A deep dive into declarative deployments, OPA policy gates, and chaos engineering from Stage 4A to 4B
Introduction
Most DevOps tasks ask you to configure infrastructure manually. This one asked me to build the tool that does it for me.
The result is SwiftDeploy which is a CLI tool that reads a single manifest.yaml file and generates your entire deployment stack from it.
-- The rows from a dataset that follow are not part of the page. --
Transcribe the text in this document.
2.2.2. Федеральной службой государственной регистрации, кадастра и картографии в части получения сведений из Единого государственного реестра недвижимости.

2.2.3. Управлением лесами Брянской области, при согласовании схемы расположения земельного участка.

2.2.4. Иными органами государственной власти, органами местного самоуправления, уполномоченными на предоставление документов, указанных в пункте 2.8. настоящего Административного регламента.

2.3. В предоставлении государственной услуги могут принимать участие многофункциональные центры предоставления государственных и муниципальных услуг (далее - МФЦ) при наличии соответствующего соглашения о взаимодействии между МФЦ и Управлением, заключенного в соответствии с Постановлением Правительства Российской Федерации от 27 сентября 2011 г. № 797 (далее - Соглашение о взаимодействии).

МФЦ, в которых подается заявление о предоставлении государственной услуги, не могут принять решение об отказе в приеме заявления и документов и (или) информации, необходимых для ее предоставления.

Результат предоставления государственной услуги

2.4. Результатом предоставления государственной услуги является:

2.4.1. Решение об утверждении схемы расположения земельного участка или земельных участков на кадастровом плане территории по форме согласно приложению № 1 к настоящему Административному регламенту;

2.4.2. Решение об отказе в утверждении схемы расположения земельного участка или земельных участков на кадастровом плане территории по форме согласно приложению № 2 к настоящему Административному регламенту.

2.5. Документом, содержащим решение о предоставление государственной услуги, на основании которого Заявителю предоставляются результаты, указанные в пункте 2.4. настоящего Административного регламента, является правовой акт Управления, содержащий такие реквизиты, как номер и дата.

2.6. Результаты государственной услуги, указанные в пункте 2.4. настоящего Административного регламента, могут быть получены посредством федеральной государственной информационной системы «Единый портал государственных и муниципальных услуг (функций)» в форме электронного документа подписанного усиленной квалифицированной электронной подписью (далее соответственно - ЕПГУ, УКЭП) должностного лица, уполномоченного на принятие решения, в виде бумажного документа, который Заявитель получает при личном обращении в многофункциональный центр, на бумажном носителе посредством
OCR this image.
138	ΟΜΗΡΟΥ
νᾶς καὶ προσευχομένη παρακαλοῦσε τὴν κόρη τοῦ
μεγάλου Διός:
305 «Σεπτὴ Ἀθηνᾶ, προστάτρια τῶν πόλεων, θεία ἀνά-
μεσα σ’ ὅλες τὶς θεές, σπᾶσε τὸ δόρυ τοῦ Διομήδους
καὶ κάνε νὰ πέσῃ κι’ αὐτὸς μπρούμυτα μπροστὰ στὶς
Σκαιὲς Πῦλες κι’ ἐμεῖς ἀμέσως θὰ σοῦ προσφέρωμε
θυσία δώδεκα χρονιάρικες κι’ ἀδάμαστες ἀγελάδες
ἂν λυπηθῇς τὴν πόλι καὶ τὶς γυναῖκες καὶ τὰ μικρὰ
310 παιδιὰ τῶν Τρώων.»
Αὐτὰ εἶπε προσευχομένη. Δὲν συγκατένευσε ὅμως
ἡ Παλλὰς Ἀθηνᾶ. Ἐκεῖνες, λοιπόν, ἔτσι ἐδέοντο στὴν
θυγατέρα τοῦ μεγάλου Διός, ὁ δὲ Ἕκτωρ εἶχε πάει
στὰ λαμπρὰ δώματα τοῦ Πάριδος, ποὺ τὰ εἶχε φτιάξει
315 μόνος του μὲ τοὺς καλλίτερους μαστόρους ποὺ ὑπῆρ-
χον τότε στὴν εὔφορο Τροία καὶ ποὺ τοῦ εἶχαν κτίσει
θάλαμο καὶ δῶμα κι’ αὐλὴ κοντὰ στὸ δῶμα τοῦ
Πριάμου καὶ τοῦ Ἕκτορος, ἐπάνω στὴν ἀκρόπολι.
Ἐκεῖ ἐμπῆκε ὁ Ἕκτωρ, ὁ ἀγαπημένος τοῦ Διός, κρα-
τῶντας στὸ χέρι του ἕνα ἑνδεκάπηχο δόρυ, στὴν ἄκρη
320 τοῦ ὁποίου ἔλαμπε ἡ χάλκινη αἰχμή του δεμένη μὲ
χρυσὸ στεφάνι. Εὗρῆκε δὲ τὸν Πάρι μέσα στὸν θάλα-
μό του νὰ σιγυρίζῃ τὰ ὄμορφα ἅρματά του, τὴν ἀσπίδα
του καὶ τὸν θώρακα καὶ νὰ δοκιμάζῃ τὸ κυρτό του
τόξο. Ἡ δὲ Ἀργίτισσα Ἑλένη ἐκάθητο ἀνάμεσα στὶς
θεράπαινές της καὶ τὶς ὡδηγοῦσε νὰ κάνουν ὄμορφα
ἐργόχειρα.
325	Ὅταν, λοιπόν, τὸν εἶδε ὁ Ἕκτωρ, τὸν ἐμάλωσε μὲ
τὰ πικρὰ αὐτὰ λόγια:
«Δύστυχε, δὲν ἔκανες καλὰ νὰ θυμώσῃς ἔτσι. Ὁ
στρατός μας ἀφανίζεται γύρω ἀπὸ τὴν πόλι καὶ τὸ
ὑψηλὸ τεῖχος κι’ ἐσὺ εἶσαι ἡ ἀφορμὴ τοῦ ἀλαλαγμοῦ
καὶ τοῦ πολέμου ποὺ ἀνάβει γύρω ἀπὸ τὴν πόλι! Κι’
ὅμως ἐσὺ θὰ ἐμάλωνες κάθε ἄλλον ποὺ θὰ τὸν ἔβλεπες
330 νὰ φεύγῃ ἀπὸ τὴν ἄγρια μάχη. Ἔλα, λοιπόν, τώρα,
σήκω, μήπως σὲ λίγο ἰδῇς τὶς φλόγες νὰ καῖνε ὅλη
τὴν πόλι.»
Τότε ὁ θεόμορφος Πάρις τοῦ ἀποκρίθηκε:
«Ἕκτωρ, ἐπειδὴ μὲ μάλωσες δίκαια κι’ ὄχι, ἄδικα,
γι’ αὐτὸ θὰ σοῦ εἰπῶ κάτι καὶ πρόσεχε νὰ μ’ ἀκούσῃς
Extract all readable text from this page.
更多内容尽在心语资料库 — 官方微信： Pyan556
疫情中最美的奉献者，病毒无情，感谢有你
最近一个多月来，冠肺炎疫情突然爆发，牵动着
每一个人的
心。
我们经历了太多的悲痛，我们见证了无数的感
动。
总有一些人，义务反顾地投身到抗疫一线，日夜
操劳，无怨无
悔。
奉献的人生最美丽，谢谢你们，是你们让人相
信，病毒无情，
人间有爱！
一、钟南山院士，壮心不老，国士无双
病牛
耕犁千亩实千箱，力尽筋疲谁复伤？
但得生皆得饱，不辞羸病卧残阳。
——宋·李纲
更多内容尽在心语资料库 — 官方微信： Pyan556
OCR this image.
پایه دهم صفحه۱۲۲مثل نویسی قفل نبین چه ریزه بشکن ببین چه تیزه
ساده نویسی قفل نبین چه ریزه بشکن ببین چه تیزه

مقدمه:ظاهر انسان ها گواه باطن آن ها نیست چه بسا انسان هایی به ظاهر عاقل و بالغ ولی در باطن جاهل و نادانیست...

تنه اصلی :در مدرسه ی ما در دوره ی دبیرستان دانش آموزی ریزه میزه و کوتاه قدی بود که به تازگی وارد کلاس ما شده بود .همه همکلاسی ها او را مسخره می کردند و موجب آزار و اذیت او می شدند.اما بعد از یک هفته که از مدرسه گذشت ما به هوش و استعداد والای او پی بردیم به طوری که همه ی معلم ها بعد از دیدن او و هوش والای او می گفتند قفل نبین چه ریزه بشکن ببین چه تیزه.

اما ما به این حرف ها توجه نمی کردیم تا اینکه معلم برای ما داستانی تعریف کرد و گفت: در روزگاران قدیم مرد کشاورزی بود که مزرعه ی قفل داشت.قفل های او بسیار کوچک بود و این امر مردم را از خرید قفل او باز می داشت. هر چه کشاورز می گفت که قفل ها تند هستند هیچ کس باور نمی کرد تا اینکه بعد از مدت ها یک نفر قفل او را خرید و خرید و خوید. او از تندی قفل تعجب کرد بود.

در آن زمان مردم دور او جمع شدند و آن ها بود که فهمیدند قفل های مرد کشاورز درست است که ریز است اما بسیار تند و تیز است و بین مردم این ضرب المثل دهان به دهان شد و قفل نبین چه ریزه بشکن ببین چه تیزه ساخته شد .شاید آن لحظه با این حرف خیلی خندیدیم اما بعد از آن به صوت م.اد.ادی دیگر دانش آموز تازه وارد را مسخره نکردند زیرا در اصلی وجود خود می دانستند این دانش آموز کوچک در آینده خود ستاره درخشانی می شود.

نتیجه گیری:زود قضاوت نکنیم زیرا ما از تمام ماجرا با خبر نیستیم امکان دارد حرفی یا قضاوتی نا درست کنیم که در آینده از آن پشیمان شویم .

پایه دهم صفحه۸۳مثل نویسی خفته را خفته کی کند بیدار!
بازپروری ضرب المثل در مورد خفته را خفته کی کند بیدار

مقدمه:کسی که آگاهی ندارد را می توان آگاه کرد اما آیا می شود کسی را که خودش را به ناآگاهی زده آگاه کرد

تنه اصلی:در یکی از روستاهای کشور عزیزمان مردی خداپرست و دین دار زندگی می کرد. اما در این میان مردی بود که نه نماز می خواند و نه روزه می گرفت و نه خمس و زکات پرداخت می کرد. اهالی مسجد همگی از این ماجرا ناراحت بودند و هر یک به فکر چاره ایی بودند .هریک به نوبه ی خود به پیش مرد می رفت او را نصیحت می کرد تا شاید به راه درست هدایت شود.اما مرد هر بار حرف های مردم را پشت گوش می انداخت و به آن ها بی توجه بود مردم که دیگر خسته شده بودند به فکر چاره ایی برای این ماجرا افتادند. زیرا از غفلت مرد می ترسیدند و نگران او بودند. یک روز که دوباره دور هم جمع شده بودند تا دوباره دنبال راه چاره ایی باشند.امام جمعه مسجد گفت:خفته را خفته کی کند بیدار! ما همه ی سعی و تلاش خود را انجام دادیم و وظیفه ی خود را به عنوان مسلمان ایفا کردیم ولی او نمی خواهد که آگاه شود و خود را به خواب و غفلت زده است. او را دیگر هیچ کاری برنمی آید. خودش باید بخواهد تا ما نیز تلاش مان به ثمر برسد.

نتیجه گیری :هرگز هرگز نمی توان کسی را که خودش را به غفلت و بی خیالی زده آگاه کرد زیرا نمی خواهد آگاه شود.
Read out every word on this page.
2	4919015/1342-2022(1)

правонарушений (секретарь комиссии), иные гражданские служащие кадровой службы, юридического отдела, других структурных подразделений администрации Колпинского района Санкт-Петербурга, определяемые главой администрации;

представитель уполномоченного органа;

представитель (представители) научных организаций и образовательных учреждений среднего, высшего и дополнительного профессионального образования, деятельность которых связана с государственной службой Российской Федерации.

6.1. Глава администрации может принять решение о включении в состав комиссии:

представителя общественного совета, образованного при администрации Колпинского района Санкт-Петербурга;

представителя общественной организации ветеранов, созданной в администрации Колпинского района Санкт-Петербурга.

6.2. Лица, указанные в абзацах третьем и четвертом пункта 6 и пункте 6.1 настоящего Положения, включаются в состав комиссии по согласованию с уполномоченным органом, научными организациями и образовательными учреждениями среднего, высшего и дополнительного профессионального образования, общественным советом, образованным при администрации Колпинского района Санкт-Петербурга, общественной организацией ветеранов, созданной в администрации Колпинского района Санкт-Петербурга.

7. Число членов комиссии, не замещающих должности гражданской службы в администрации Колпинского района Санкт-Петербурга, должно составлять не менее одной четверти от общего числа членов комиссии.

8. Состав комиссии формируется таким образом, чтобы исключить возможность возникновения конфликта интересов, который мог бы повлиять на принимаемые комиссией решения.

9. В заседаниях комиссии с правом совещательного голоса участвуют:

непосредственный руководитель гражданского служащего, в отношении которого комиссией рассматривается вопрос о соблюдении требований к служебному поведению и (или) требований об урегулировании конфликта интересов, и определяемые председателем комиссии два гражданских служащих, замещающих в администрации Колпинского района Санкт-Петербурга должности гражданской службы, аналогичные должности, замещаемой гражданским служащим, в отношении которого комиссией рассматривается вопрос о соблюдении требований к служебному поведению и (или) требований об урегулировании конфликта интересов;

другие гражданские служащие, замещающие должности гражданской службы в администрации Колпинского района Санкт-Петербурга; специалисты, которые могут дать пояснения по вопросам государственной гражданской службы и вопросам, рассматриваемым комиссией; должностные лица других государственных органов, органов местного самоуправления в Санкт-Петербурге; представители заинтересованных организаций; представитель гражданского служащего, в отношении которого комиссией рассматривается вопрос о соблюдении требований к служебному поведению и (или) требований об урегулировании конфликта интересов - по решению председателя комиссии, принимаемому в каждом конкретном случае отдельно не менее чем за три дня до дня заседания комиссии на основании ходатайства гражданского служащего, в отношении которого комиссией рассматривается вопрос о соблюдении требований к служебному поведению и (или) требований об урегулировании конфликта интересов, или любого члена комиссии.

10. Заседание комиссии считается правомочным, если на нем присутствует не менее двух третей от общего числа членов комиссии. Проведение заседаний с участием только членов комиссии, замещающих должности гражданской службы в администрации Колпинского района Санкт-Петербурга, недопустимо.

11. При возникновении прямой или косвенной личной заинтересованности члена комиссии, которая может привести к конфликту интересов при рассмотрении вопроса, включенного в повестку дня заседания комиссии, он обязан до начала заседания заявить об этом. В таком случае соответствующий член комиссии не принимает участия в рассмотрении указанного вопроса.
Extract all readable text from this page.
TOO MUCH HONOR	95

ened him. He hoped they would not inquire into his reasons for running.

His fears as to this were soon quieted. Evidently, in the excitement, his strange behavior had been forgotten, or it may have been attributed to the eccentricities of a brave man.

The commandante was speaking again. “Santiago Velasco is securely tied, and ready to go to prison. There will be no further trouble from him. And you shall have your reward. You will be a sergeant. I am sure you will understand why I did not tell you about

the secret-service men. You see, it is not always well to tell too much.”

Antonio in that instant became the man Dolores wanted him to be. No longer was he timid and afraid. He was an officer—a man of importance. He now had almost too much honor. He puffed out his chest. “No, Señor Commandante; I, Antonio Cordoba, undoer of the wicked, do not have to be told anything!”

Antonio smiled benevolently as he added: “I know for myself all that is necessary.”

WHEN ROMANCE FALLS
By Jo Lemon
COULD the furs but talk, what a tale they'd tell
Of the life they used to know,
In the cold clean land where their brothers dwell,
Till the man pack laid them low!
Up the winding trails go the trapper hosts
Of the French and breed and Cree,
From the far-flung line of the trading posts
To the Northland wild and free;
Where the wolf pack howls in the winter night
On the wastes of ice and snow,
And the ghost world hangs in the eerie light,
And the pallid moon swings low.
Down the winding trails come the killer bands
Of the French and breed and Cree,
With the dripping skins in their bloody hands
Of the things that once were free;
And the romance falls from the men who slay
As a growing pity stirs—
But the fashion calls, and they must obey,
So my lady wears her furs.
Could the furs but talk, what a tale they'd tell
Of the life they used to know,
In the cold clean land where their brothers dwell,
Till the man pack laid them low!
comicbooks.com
Nginx configs, Docker Compose files, policy checks, live metrics dashboards are all derived from one source of truth.
This post covers the full journey: the design decisions, the guardrails, the chaos, and the lessons learned.
The Architecture
Here is how all the pieces connect:
┌─────────────────────────────────────────────────────┐
│ manifest.yaml │
│ (single source of truth) │
└──────────────────────┬──────────────────────────────┘
│
▼
./swiftdeploy init
│
┌────────────┴────────────┐
▼ ▼
nginx.conf docker-compose.yml
(generated) (generated)
│ │
▼ ▼
┌─────────────────────────────────────────────────────┐
│ Docker Stack │
│ │
│ ┌──────────┐ ┌──────────┐ ┌──────────┐ │
│ │ Nginx │───▶│ App │ │ OPA │ │
│ │ :8080 │ │ :3000 │ │ :8181 │ │
│ └──────────┘ └──────────┘ └──────────┘ │
│ (public) (internal) (internal) │
└─────────────────────────────────────────────────────┘
│ ▲
▼ │
curl :8080 CLI queries OPA
(your browser) before deploy/promote
The key insight: you only ever touch manifest.yaml. The tool handles everything else.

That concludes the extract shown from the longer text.